Taylor found the county’s program lacked oversight and violated a 2011 update to the agency’s general plan that called for reducing climate pollution locally.
The five-member county Board of Supervisors voted 3 to 2 to appeal the decision, with Supervisors Dianne Jacob and Nathan Fletcher in opposition.
Fletcher, who also sits on the influential California Air Resources Board, the agency largely responsible for designing the state’s climate plan, declined to be interviewed, citing the ongoing litigation.
While the question of whether the county is required to make emissions cuts within its jurisdiction is still being debated, another perhaps more profound question has come into focus.
How will new housing developments in San Diego County approved using carbon credits — such as Newland Sierra, Adara at Otay Ranch and others — affect the ability of other jurisdictions in the region to meet state requirements for reducing greenhouse gases from driving?
Specifically, the San Diego Assn. of Governments, like other major metropolitan planning organizations in California, is required by law, under Senate Bill 375, to reduce tailpipe and other emissions 19% below a 2005 benchmark by 2035.
SANDAG Executive Director Hasan Ikhrata said the agency will need to make dramatic investments in a new rail system and potentially institute widespread tolling on highways to meet the mandate.
Lawyers for the region’s top planning and transportation agency sent a sternly worded letter to the county in September saying that although the agency had yet to take a position on the offset program, it would be looking into the issue closely.
The attorney general’s position was much more clear, saying the county’s offset plan would result in “inconsistencies with Senate Bill 375 … a state law designed to reduce vehicle-related [greenhouse gas] emissions through smart growth land use planning and transportation design.”
Although the county’s plan allows it to cancel out new car pollution using offsets, SANDAG would be left on the hook for the emissions under state law.
In response, county officials and their supporters have pointed out that the state air board, which is responsible for implementing the bill, has in the past recognized the use of carbon offsets in the approval of a specific housing project, such as Newhall Ranch in Los Angeles.

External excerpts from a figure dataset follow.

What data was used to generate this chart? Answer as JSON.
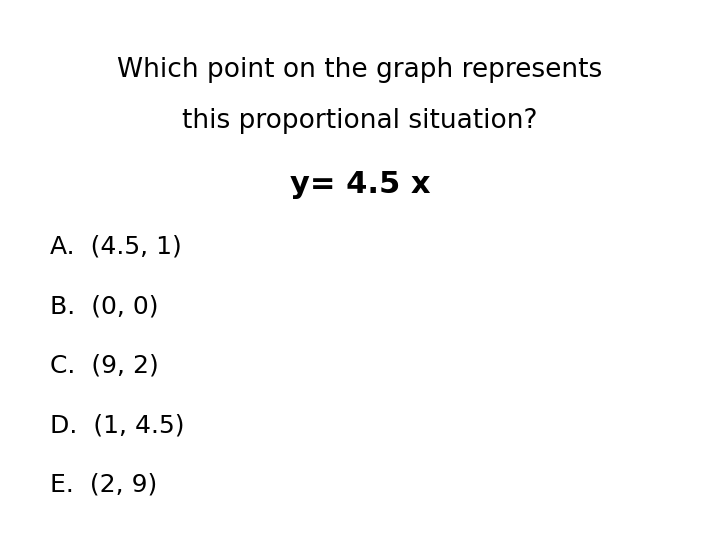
{
  "title_line1": "Which point on the graph represents",
  "title_line2": "this proportional situation?",
  "equation": "y= 4.5 x",
  "choices": [
    "A.  (4.5, 1)",
    "B.  (0, 0)",
    "C.  (9, 2)",
    "D.  (1, 4.5)",
    "E.  (2, 9)"
  ],
  "background_color": "#ffffff",
  "text_color": "#000000",
  "title_fontsize": 19,
  "equation_fontsize": 22,
  "choice_fontsize": 18
}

The offset program was “based on guidance from the state and other stakeholders, including California’s Air Resources Board and the attorney general,” county counsel said in an email.

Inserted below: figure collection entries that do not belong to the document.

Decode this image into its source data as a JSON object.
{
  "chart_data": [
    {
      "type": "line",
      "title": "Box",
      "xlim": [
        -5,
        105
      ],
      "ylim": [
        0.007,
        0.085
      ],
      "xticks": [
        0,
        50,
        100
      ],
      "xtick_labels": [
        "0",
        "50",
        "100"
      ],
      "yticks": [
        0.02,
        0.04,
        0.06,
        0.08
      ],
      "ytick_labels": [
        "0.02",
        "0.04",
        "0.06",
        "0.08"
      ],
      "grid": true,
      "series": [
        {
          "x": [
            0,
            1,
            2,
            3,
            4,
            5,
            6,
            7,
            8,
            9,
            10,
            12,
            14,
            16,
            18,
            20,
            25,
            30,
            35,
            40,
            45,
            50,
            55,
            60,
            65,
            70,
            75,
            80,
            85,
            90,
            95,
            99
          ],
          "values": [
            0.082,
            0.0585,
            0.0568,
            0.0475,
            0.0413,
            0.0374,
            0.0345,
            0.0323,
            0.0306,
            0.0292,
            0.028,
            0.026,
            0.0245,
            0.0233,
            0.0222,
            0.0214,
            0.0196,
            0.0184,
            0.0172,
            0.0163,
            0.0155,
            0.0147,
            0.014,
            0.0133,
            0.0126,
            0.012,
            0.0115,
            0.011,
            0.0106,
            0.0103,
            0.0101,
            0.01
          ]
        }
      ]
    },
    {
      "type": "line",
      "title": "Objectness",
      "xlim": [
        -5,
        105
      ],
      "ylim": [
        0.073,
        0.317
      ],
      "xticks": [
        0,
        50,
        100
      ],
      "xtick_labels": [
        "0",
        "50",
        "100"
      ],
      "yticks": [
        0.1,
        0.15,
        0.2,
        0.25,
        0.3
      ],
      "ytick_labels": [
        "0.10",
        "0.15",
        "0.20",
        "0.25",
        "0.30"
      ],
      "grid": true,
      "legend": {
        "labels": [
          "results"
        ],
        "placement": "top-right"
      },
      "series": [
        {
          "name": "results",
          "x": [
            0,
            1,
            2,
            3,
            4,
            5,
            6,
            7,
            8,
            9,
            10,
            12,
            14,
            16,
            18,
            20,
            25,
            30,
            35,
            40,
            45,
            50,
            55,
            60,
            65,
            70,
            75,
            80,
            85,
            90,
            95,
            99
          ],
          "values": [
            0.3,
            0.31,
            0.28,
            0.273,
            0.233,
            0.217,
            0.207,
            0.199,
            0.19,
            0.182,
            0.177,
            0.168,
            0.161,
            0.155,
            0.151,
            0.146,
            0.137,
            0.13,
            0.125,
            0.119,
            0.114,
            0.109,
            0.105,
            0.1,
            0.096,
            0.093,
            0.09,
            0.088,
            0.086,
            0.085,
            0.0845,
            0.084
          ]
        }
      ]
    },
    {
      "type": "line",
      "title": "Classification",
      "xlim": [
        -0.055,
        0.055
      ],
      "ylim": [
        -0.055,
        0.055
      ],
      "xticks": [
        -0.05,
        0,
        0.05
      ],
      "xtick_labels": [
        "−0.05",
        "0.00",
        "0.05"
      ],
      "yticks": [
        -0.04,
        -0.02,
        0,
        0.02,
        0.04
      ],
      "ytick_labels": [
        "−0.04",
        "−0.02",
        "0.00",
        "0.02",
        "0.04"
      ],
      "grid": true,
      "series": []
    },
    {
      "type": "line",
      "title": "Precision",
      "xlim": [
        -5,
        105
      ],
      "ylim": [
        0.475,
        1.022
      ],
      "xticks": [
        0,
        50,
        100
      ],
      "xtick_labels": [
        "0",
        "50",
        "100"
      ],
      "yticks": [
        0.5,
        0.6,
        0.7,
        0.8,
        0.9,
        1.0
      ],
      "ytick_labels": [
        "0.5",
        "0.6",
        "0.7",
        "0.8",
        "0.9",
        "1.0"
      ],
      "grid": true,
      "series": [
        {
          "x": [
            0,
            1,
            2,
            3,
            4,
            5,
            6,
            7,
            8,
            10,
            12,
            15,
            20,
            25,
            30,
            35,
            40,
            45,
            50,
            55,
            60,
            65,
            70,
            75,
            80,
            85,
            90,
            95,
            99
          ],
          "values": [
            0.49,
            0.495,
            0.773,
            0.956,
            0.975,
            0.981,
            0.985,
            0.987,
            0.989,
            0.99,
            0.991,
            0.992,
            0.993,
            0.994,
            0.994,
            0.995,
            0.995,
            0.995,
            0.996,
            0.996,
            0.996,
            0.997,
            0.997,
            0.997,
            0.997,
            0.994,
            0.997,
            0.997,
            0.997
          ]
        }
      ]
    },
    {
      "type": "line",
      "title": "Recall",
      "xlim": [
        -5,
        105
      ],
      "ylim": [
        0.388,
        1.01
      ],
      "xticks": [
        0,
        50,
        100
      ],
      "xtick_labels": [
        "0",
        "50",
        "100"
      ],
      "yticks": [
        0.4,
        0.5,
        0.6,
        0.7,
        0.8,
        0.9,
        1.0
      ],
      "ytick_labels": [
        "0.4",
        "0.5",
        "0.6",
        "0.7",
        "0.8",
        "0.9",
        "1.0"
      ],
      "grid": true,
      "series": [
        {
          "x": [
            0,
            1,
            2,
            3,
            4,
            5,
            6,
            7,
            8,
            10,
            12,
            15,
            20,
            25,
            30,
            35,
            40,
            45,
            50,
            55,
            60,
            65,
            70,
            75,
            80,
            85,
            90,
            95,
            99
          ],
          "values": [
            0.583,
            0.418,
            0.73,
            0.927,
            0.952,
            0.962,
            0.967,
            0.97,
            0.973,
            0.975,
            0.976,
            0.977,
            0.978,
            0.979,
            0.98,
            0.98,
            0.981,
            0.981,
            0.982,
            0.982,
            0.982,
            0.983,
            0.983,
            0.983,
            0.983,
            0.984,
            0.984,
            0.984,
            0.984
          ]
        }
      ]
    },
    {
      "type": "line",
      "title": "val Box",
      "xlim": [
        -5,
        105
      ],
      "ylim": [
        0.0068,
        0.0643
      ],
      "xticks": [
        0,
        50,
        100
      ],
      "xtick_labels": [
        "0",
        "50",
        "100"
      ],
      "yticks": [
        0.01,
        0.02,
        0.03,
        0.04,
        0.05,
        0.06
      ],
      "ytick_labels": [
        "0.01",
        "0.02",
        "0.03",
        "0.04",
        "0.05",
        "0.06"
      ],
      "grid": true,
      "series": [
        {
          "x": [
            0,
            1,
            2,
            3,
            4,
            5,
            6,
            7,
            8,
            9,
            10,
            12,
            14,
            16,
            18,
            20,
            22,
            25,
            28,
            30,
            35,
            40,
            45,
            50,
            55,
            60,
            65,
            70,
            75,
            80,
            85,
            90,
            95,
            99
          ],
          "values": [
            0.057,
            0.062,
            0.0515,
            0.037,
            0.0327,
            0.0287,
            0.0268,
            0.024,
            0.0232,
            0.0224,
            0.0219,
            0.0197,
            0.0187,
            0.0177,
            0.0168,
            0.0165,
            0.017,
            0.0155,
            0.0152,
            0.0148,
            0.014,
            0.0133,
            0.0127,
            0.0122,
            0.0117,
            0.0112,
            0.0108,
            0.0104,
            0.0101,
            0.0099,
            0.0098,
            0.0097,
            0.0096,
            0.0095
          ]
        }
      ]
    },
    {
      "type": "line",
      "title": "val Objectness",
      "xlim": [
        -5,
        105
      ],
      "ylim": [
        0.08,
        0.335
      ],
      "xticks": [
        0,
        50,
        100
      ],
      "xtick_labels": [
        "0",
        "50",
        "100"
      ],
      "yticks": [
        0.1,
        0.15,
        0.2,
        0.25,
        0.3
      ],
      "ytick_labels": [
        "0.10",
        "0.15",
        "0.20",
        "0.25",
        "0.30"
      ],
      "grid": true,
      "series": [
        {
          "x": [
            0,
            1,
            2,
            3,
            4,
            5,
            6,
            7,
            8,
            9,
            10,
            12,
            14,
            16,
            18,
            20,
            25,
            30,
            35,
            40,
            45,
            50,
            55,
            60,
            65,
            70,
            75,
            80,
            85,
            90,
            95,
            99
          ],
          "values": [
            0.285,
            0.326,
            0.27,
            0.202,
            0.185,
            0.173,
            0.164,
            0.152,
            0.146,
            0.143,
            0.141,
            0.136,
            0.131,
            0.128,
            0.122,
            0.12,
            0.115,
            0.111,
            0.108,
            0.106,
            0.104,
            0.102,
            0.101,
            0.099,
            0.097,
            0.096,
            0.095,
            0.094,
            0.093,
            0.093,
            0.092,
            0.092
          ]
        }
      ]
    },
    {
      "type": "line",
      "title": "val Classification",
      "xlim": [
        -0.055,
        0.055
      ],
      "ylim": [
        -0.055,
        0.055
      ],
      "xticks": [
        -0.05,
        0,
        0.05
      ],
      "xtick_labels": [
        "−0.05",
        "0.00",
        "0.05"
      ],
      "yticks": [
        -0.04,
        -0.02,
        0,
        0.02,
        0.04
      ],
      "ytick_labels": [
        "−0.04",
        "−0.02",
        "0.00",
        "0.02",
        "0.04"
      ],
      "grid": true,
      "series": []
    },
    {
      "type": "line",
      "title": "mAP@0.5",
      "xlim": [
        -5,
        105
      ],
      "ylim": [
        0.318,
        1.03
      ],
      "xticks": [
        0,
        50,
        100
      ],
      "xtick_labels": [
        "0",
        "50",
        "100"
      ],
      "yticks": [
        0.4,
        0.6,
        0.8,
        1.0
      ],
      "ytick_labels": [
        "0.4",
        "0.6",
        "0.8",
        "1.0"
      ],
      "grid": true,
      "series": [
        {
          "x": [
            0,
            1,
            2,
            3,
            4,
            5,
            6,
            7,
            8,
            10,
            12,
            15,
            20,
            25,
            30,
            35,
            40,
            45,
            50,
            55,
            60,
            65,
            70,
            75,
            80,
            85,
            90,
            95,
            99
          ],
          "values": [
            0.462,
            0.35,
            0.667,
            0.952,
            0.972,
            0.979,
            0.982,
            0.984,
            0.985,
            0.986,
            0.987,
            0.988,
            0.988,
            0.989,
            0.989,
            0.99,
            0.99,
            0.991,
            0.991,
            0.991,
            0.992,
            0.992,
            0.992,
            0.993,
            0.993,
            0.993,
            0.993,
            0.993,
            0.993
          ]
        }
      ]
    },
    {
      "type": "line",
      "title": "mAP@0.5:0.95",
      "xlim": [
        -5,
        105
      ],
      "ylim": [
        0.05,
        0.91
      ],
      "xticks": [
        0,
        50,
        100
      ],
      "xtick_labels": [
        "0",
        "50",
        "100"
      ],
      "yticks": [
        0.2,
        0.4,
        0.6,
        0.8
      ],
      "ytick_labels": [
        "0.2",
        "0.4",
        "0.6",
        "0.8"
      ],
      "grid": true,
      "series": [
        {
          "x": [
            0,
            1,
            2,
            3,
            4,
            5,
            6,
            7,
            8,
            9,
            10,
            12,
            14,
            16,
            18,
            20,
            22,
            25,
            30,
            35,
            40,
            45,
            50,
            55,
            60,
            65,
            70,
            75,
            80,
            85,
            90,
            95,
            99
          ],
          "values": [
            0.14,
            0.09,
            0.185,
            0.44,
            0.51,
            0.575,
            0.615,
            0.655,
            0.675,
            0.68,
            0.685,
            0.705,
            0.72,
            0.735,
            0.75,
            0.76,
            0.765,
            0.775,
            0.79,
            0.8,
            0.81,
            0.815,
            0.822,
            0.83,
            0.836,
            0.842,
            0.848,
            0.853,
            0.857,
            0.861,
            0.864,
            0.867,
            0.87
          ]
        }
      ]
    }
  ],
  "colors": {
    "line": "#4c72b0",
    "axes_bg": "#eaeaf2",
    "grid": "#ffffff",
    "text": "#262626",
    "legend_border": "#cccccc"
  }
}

Top air quality regulators in Sacramento have in recent years spent considerable time helping to develop a private market for carbon offsets through online registries, such as Climate Action Reserve, American Carbon Registry and Verified Carbon Standard.
The state even allows businesses regulated under the cap-and-trade program to buy offsets as part of maintaining compliance with the program.

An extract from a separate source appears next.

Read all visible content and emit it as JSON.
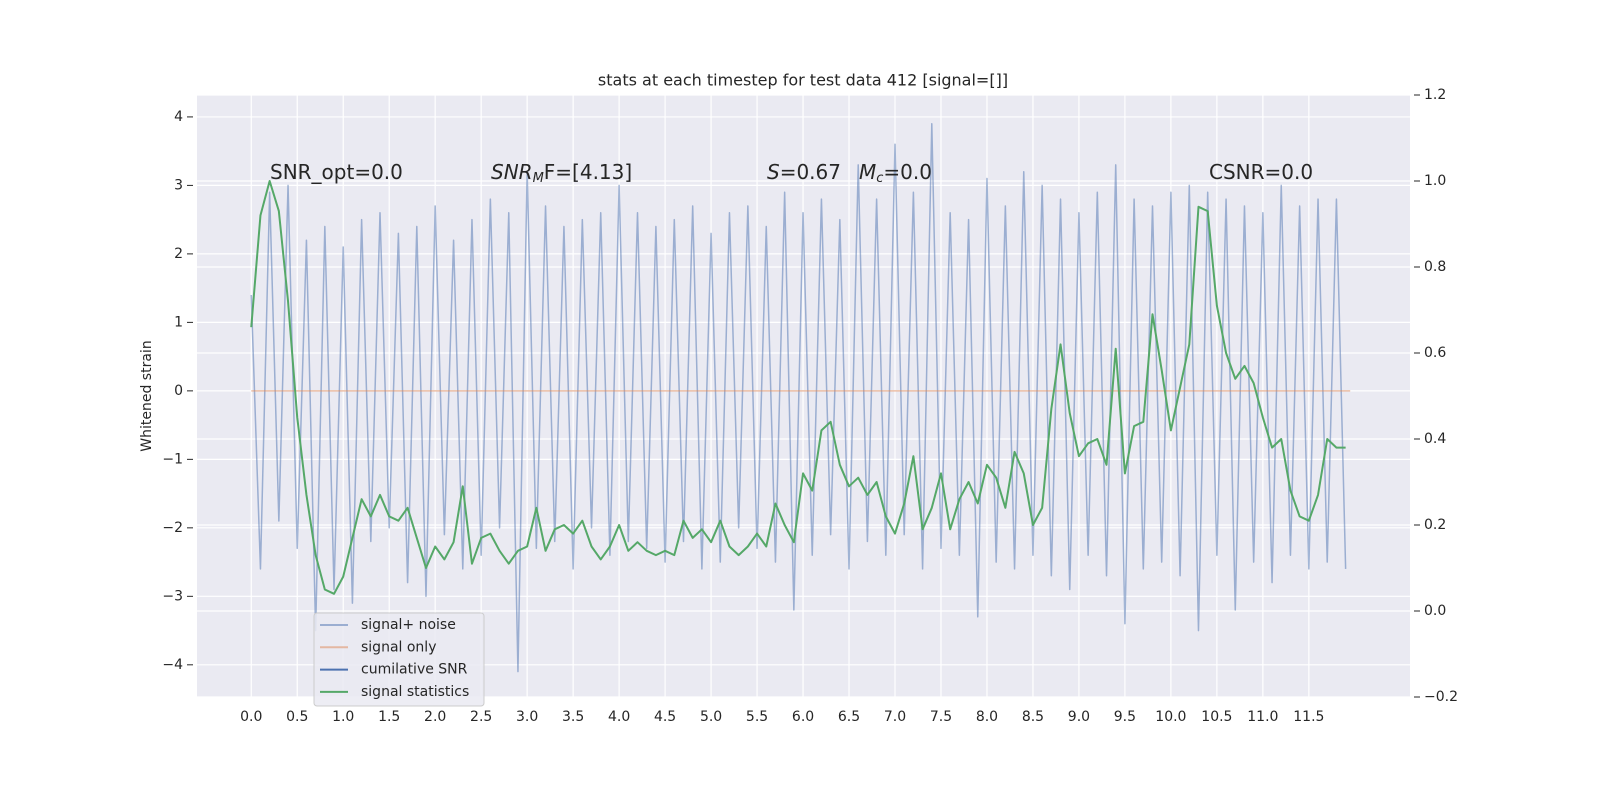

In September, the air board voted to approve a controversial carbon offset blueprint designed by the agency for use by other governments and corporations, which could end up funneling billions of dollars to South America, Africa and Asia to try to prevent deforestation.
But the state does not recognize offsets when calculating its own carbon footprint, meaning that even if a particular housing project is approved using offset credits, the state will still get dinged for the emissions when trying to meet its climate goals.
Smith writes for the San Diego Union-Tribune.